Gitar Senja

1.3K 56 12
                                    

Bel berdering memecahkan kesunyian. Burung-burung gereja yang bertengger di jendela, terbang meninggalkan gedung persegi, karena terkejut mendengar suara keras itu. Mentari menyisakan semburat jingga kepada langit, lalu perlahan meninggalkannya. Awan rendah menyelimuti langit, hingga pudar warnanya. Seakan tak mau kalah, angin bertiup menerbangkan tumpukan daun yang dibereskan tadi pagi.

Derap langkah menggema lorong gedung. Tidak peduli dengan napas yang tidak teratur, aku mengencangkan langkah, ketika melihat jam dinding, tepat menunjukkan pukul enam sore. Tiba-tiba, tali sepatuku lepas, lalu tersangkut hingga aku tersungkur.

"Ah, sial," umpatku kesal. Aku memasukkan barang-barang yang keluar dari tas biruku, dengan terburu-buru. Tidak lupa, tali sepatu aku ikat sekuat mungkin, agar tidak terlepas kembali. Begitu selesai, aku melangkah dengan kecepatan yang dikurangi. Iya, aku tidak mau kebodohan itu terulang lagi.

Pintu hitam transparan sudah di depan mata, aku menarik tuas, lalu membukanya. Aku melihat sekeliling, tidak ada kendaraan lain, selain motor biruku, yang bertengger di ujung lapangan. Untuk hari ini, aku menjadi penghuni terakhir sekolah. Kukenakan helm putih dengan motif polkadot biru serta masker putih untuk menutup wajahku. Baru saja ingin menyalakan motor, tiba-tiba terdengar suara gitar melewati gendang telingaku. Aku menoleh sekeliling. Darimana asal suara tersebut? Pikirku.
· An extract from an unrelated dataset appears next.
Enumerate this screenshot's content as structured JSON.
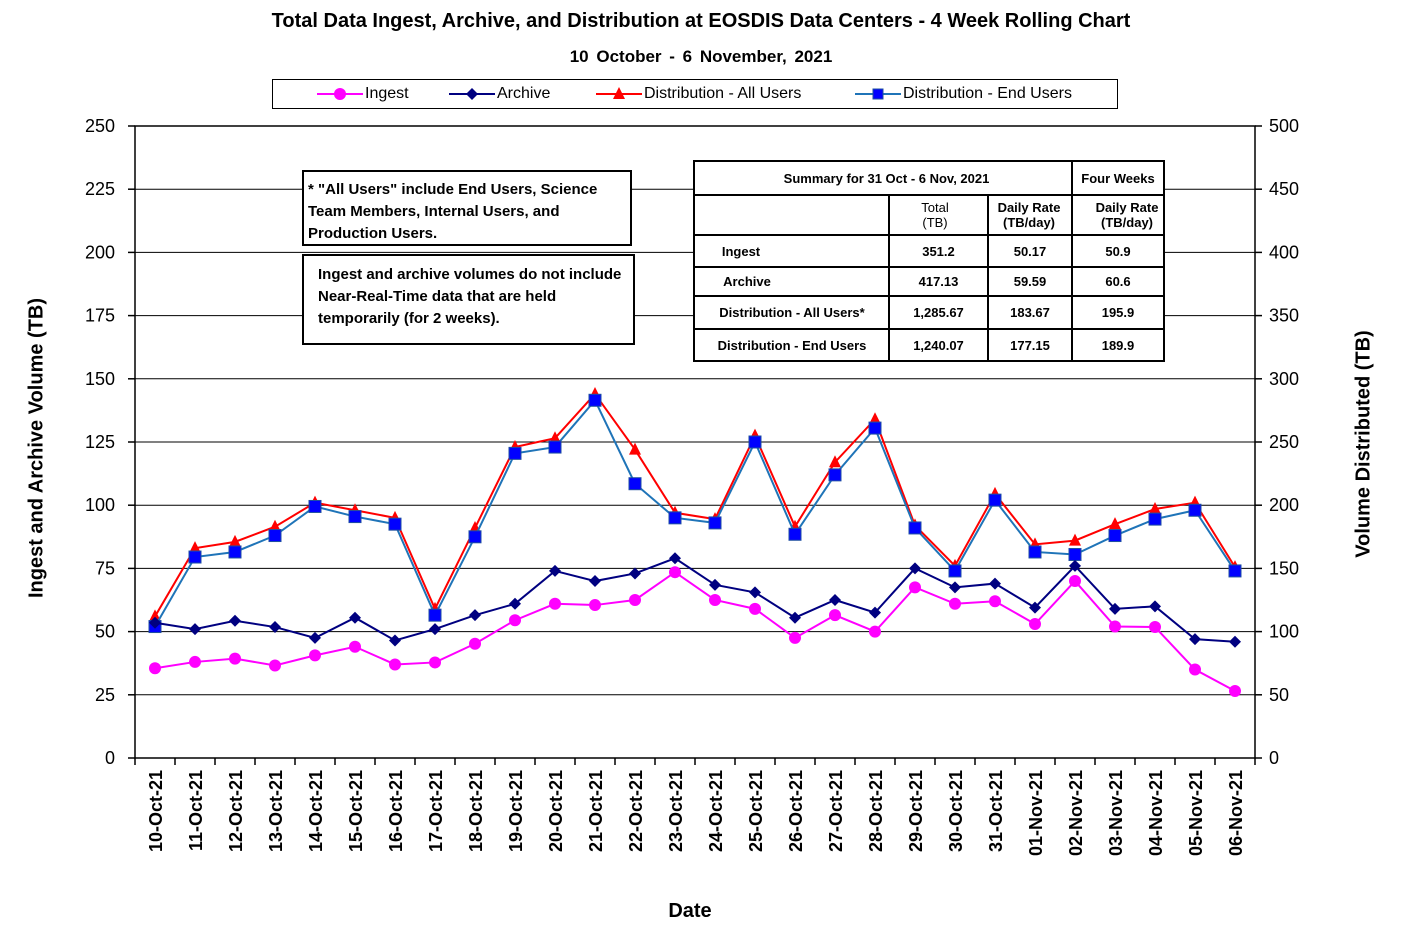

Rencanaku untuk pulang ditunda. Aku berjalan mengikuti arah suara gitar. Suara itu semakin terdengar keras seiring derap langkahku. Rupanya, suara itu berasal dari taman belakang sekolah. Aku berjongkok dan bersembunyi di balik semak-semak. Perlahan aku menyibaknya dan mengintip taman belakang sekolah. Terlihat sesosok pria sedang bersenandung sembari memainkan gitar membelakangiku. Rasa penasaranku tumbuh semakin besar. Perlahan aku keluar dari tempat persembunyian dan berniat ingin memanggilnya. Namun, rencana itu batal, ketika smartphoneku bergetar, ternyata mama menelepon. Aku menjauh dari semak-semak untuk mengangkat telepon. Aku sudah bersiap untuk kena omel darinya.

"Halo, Ma." Kujawab telepon Mama dengan nada sehalus mungkin.

"Mau jadi apa kamu? Pulang sekarang! Nggak tahu waktu." Mama memarahiku.

"Iya, iya. Ini mau pulang kok. Udah dulu ya, Ma," jawabku. Aku berlari kecil, menuju motor lalu pergi meninggalkan sekolah.

Ah, siapa dia?

***

"Dit, jahat banget kamu nggak bangunin aku kemarin," kataku sebal pada keesokan harinya.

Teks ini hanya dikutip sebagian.